For far too many, freedom is considered the lack of any constraints. But can there be true freedom if there are no boundaries? You are free to drive a vehicle, but within the speed limits and lane boundaries for safety. You may be free to spend money, but it’s wise to only spend within limits, or else new problems arise. And, as our text today mentions, you are free to eat, but even with eating there is danger without boundaries. Paul needed to intervene on some abuses of freedom that were occurring in Corinth, as these abuses were damaging those practicing them, as well as others.

  • What are other examples of abuses of “freedom”? In what ways do you abuse certain freedoms?


12 “All things are lawful for me,” but not all things are helpful. “All things are lawful for me,” but I will not be dominated by anything. 13 “Food is meant for the stomach and the stomach for food”—and God will destroy both one and the other. The body is not meant for sexual immorality, but for the Lord, and the Lord for the body. 14 And God raised the Lord and will also raise us up by his power. 15 Do you not know that your bodies are members of Christ? Shall I then take the members of Christ and make them members of a prostitute? Never! 16 Or do you not know that he who is joined to a prostitute becomes one body with her? For, as it is written, “The two will become one flesh.” 17 But he who is joined to the Lord becomes one spirit with him. 18 Flee from sexual immorality. Every other sin a person commits is outside the body, but the sexually immoral person sins against his own body. 19 Or do you not know that your body is a temple of the Holy Spirit within you, whom you have from God? You are not your own, 20 for you were bought with a price. So glorify God in your body.
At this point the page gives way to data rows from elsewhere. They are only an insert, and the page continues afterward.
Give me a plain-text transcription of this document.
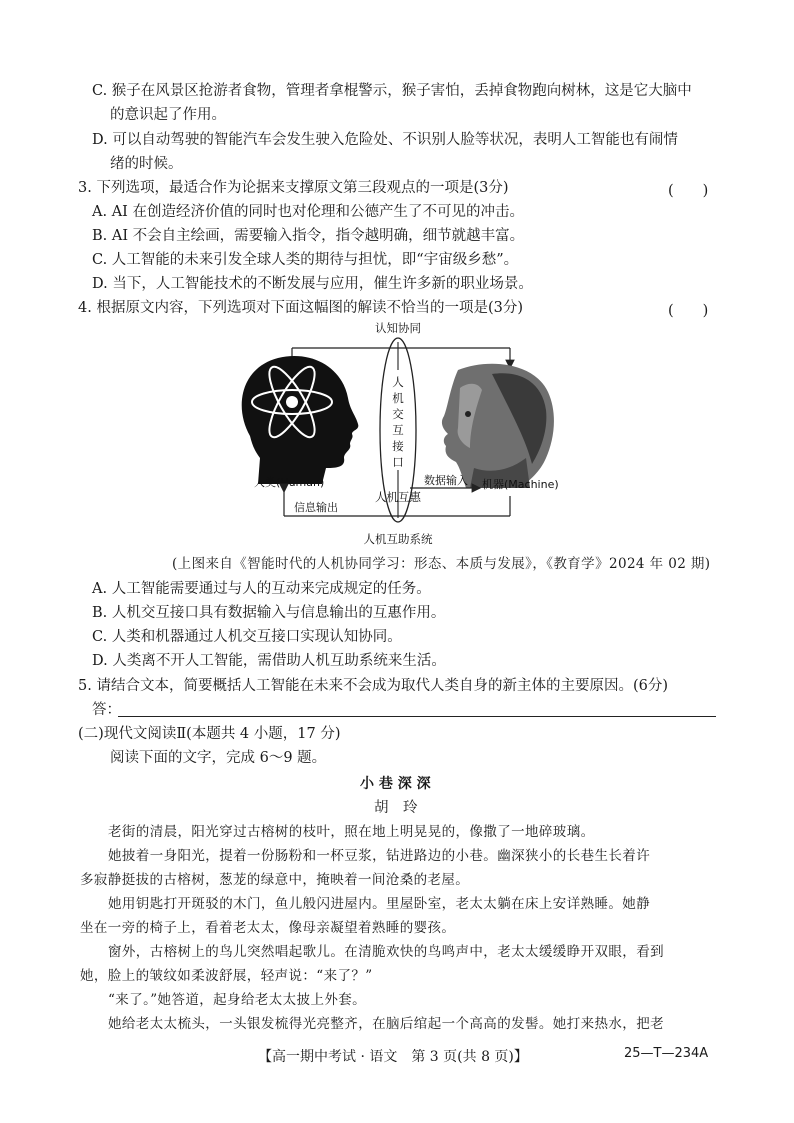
C. 猴子在风景区抢游者食物，管理者拿棍警示，猴子害怕，丢掉食物跑向树林，这是它大脑中
的意识起了作用。
D. 可以自动驾驶的智能汽车会发生驶入危险处、不识别人脸等状况，表明人工智能也有闹情
绪的时候。
3. 下列选项，最适合作为论据来支撑原文第三段观点的一项是(3分)	(　　)
A. AI 在创造经济价值的同时也对伦理和公德产生了不可见的冲击。
B. AI 不会自主绘画，需要输入指令，指令越明确，细节就越丰富。
C. 人工智能的未来引发全球人类的期待与担忧，即“宇宙级乡愁”。
D. 当下，人工智能技术的不断发展与应用，催生许多新的职业场景。
4. 根据原文内容，下列选项对下面这幅图的解读不恰当的一项是(3分)	(　　)
认知协同
人
机
交
互
接
口
人类(Human)	机器(Machine)
数据输入
人机互惠
信息输出
人机互助系统
(上图来自《智能时代的人机协同学习：形态、本质与发展》，《教育学》2024 年 02 期)
A. 人工智能需要通过与人的互动来完成规定的任务。
B. 人机交互接口具有数据输入与信息输出的互惠作用。
C. 人类和机器通过人机交互接口实现认知协同。
D. 人类离不开人工智能，需借助人机互助系统来生活。
5. 请结合文本，简要概括人工智能在未来不会成为取代人类自身的新主体的主要原因。(6分)
答：
(二)现代文阅读Ⅱ(本题共 4 小题，17 分)
阅读下面的文字，完成 6～9 题。
小 巷 深 深
胡　玲
老街的清晨，阳光穿过古榕树的枝叶，照在地上明晃晃的，像撒了一地碎玻璃。
她披着一身阳光，提着一份肠粉和一杯豆浆，钻进路边的小巷。幽深狭小的长巷生长着许
多寂静挺拔的古榕树，葱茏的绿意中，掩映着一间沧桑的老屋。
她用钥匙打开斑驳的木门，鱼儿般闪进屋内。里屋卧室，老太太躺在床上安详熟睡。她静
坐在一旁的椅子上，看着老太太，像母亲凝望着熟睡的婴孩。
窗外，古榕树上的鸟儿突然唱起歌儿。在清脆欢快的鸟鸣声中，老太太缓缓睁开双眼，看到
她，脸上的皱纹如柔波舒展，轻声说：“来了？”
“来了。”她答道，起身给老太太披上外套。
她给老太太梳头，一头银发梳得光亮整齐，在脑后绾起一个高高的发髻。她打来热水，把老
【高一期中考试 · 语文　第 3 页(共 8 页)】	25—T—234A
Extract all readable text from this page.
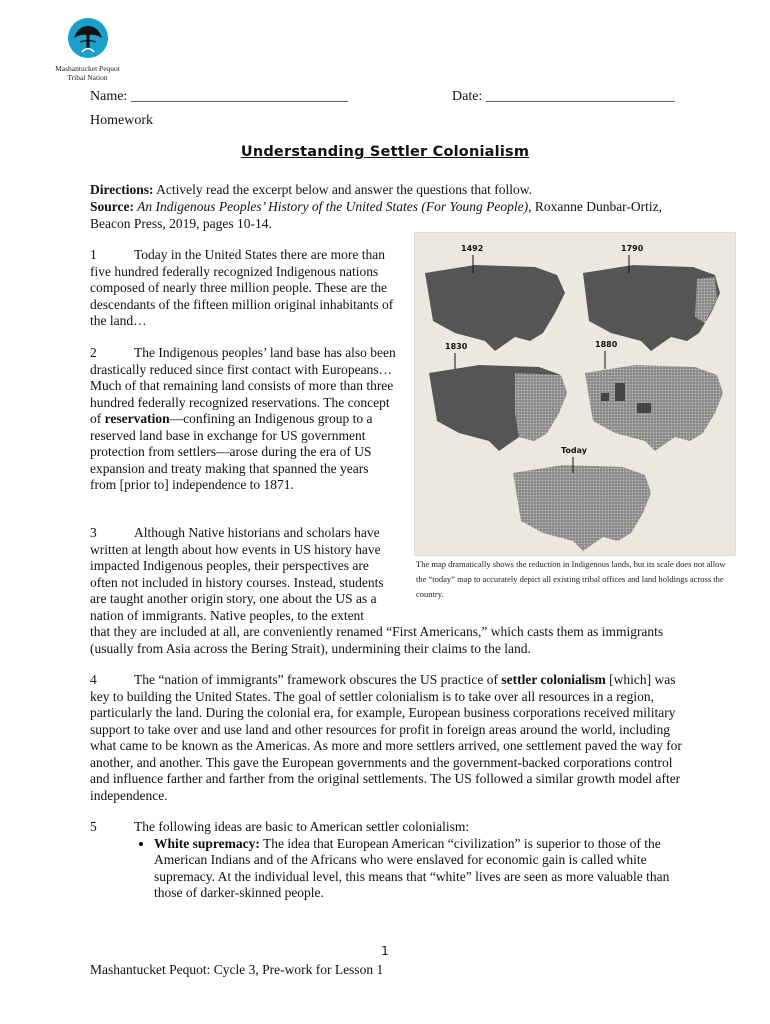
Mashantucket Pequot
Tribal Nation
Name: _______________________________	Date: ___________________________
Homework
Understanding Settler Colonialism
Directions: Actively read the excerpt below and answer the questions that follow.
Source: An Indigenous Peoples’ History of the United States (For Young People), Roxanne Dunbar-Ortiz, Beacon Press, 2019, pages 10-14.
1	Today in the United States there are more than five hundred federally recognized Indigenous nations composed of nearly three million people. These are the descendants of the fifteen million original inhabitants of the land…
2	The Indigenous peoples’ land base has also been drastically reduced since first contact with Europeans… Much of that remaining land consists of more than three hundred federally recognized reservations. The concept of reservation—confining an Indigenous group to a reserved land base in exchange for US government protection from settlers—arose during the era of US expansion and treaty making that spanned the years from [prior to] independence to 1871.
3	Although Native historians and scholars have written at length about how events in US history have impacted Indigenous peoples, their perspectives are often not included in history courses. Instead, students are taught another origin story, one about the US as a nation of immigrants. Native peoples, to the extent
that they are included at all, are conveniently renamed “First Americans,” which casts them as immigrants (usually from Asia across the Bering Strait), undermining their claims to the land.
1492	1790
1830	1880
Today
The map dramatically shows the reduction in Indigenous lands, but its scale does not allow the “today” map to accurately depict all existing tribal offices and land holdings across the country.
4	The “nation of immigrants” framework obscures the US practice of settler colonialism [which] was key to building the United States. The goal of settler colonialism is to take over all resources in a region, particularly the land. During the colonial era, for example, European business corporations received military support to take over and use land and other resources for profit in foreign areas around the world, including what came to be known as the Americas. As more and more settlers arrived, one settlement paved the way for another, and another. This gave the European governments and the government-backed corporations control and influence farther and farther from the original settlements. The US followed a similar growth model after independence.
5	The following ideas are basic to American settler colonialism:
• White supremacy: The idea that European American “civilization” is superior to those of the American Indians and of the Africans who were enslaved for economic gain is called white supremacy. At the individual level, this means that “white” lives are seen as more valuable than those of darker-skinned people.
1
Mashantucket Pequot: Cycle 3, Pre-work for Lesson 1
  1. What specific freedoms and boundaries are mentioned in verse 12?
  2. In verse 13, there is a comparison and contrast between the stomach and the body. What was Paul’s summary of the purpose of the body?
  3. What characteristics of our body did Paul highlight (vss. 15, 19)? Verses 15, 16, and 19 begin with the same phrase. What was Paul’s main focus in each of these verses?
  4. What specific command did Paul give in the passage (vs. 18)? What was Paul’s observation regarding sexual immorality?
  5. How do you define freedom? How are you enslaving yourself to sin by abusing freedom and ignoring God’s boundaries?


Even if there is freedom to do something, it’s not always wise, safe, or useful to exercise that freedom. It seems the Corinthian Christians were trying to equate the body’s need for food with sexual immorality. But Paul reminded them of the deep nature of sexual relationship. It is different than what the Corinthians wanted to believe, as well as what our current culture wants us to believe. Boundaries on the sexual relationship are not to limit freedom, but so that freedom can truly be experienced. We have been bought with a price; we are not our own. We glorify God with our bodies when we experience freedom within the boundaries that he provides.

  • Ask God to clarify how you can protect his temple (your body) by seeking his appropriate boundaries in your life and in your relationships.